Patti Smith: "All who passed through the portals experienced, as Arthur Rimbaud would say, 'new scenes, new noise'. He offered us artistic freedom and his gruff yet unconditional love. We evolved,we left and went out into the world like prodigal children. When we returned he always accepted us with open arms."
Like it or not, punk rock came along like a brat with a baseball bat to whack the bloated pinata of overblown, overproduced stadium rock. In the days of highly processed cheese like Fleetwood Mac and the Eagles, Punk Rock brought music back to the basics, three chords and a howl.
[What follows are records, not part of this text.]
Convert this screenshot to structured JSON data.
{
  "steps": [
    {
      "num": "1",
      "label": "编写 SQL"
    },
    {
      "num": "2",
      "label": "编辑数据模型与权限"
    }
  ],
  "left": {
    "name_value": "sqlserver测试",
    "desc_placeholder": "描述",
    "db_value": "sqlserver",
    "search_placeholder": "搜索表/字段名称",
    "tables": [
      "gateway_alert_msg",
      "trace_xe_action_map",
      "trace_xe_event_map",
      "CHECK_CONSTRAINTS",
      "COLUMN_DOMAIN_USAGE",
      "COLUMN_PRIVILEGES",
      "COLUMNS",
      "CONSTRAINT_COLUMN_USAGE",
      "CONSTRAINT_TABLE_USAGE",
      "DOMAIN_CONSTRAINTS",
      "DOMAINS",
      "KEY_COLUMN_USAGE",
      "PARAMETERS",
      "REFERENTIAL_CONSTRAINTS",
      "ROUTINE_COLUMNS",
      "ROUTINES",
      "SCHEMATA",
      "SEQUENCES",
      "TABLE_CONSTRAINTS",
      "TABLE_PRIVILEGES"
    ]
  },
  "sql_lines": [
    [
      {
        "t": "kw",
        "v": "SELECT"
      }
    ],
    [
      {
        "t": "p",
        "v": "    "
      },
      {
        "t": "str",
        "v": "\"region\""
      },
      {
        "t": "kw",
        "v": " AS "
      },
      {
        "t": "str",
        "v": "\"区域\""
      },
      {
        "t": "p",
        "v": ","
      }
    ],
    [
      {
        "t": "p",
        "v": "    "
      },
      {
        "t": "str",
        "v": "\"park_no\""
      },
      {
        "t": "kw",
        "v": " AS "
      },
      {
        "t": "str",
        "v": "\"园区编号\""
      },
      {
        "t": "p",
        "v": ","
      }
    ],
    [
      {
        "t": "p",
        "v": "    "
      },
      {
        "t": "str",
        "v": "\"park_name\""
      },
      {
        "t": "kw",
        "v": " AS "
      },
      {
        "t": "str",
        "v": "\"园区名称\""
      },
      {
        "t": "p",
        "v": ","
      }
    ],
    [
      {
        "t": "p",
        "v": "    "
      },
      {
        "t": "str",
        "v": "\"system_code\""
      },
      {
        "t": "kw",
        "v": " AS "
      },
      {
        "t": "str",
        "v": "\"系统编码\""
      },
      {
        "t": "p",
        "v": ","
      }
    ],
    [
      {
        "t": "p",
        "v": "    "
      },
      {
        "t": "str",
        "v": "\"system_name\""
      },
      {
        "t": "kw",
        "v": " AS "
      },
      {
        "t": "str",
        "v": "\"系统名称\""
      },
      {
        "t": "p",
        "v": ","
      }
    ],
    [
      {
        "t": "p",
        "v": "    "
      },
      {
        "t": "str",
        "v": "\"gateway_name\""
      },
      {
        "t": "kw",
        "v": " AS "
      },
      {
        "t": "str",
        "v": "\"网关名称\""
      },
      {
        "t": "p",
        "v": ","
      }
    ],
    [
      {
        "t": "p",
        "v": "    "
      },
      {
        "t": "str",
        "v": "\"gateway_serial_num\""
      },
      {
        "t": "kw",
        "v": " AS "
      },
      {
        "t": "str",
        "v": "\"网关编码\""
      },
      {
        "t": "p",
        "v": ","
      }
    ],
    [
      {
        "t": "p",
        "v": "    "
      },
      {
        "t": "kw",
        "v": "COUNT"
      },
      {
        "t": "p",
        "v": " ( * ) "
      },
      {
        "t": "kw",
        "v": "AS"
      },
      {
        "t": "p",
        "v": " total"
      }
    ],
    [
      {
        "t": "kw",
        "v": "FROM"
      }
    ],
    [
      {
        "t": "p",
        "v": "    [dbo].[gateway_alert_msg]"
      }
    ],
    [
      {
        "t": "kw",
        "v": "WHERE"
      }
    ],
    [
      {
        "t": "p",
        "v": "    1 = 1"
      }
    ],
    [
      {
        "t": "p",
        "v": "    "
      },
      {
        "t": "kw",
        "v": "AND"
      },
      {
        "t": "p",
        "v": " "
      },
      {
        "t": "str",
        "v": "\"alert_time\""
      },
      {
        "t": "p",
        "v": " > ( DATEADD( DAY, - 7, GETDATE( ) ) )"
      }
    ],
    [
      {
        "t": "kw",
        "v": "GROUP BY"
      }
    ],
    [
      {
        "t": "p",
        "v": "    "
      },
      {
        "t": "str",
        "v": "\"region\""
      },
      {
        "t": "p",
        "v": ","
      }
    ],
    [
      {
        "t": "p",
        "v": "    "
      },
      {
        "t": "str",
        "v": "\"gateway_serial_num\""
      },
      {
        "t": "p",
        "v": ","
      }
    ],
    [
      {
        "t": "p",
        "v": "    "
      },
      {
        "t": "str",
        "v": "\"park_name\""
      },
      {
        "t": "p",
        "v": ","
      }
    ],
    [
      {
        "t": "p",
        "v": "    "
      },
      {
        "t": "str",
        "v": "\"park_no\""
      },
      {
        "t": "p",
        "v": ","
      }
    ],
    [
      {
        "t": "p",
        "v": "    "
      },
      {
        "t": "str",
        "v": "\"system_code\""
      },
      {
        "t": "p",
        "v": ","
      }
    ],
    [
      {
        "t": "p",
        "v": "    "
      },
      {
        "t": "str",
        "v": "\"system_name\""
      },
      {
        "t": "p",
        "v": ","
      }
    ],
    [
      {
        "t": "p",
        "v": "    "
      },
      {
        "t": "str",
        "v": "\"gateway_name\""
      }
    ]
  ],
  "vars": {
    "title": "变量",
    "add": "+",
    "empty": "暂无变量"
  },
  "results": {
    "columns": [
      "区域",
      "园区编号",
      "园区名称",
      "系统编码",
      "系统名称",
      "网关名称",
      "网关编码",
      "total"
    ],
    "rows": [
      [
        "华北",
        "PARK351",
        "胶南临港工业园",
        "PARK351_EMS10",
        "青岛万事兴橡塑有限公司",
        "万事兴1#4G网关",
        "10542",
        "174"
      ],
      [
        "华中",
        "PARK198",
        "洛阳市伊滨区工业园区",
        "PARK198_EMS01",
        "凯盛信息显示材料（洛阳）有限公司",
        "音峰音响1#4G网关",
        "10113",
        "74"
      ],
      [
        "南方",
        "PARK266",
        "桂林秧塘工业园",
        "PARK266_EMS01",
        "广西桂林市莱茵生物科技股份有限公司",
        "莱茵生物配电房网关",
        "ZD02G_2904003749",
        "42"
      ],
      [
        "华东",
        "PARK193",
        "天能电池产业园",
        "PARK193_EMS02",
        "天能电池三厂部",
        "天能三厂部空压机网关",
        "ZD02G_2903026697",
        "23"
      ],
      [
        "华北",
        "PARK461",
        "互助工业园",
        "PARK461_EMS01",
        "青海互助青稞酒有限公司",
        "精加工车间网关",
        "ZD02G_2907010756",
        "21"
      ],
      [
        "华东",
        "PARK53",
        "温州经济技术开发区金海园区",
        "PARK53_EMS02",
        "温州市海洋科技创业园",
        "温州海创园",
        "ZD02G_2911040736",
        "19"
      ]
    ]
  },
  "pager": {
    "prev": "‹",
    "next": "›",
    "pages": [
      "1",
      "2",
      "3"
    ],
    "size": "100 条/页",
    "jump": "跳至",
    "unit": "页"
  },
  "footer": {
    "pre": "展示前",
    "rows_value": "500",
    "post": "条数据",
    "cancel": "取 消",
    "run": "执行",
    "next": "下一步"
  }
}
In 1977, "the year that punk broke," I interviewed Patti Smith Group and the Ramones for a newspaper in Portland. I was nearly decapitated by a flying chair during Smith's encore. This was definitely not the Eagles. The Ramones played triple speed garage rock like surfin' birds with their tails on fire. They seemed certifiably insane. Patti Smith wailed like the Shirelles on acid, infusing Nuggets electric guitars with Beat poetry. Her guitar player, Lenny Kaye, had in fact produced "Nuggets," the influential anthology of psychedelic garage rock. An appreciative crowd threw folding chairs and shoes and "gobbed" the band with spit. These days it's hard to believe, now that you can find CBGB T-shirts at Gap for Kids, what a riot punk rock was in the early days. Thanks to Hilly Kristal, it had a place to be born.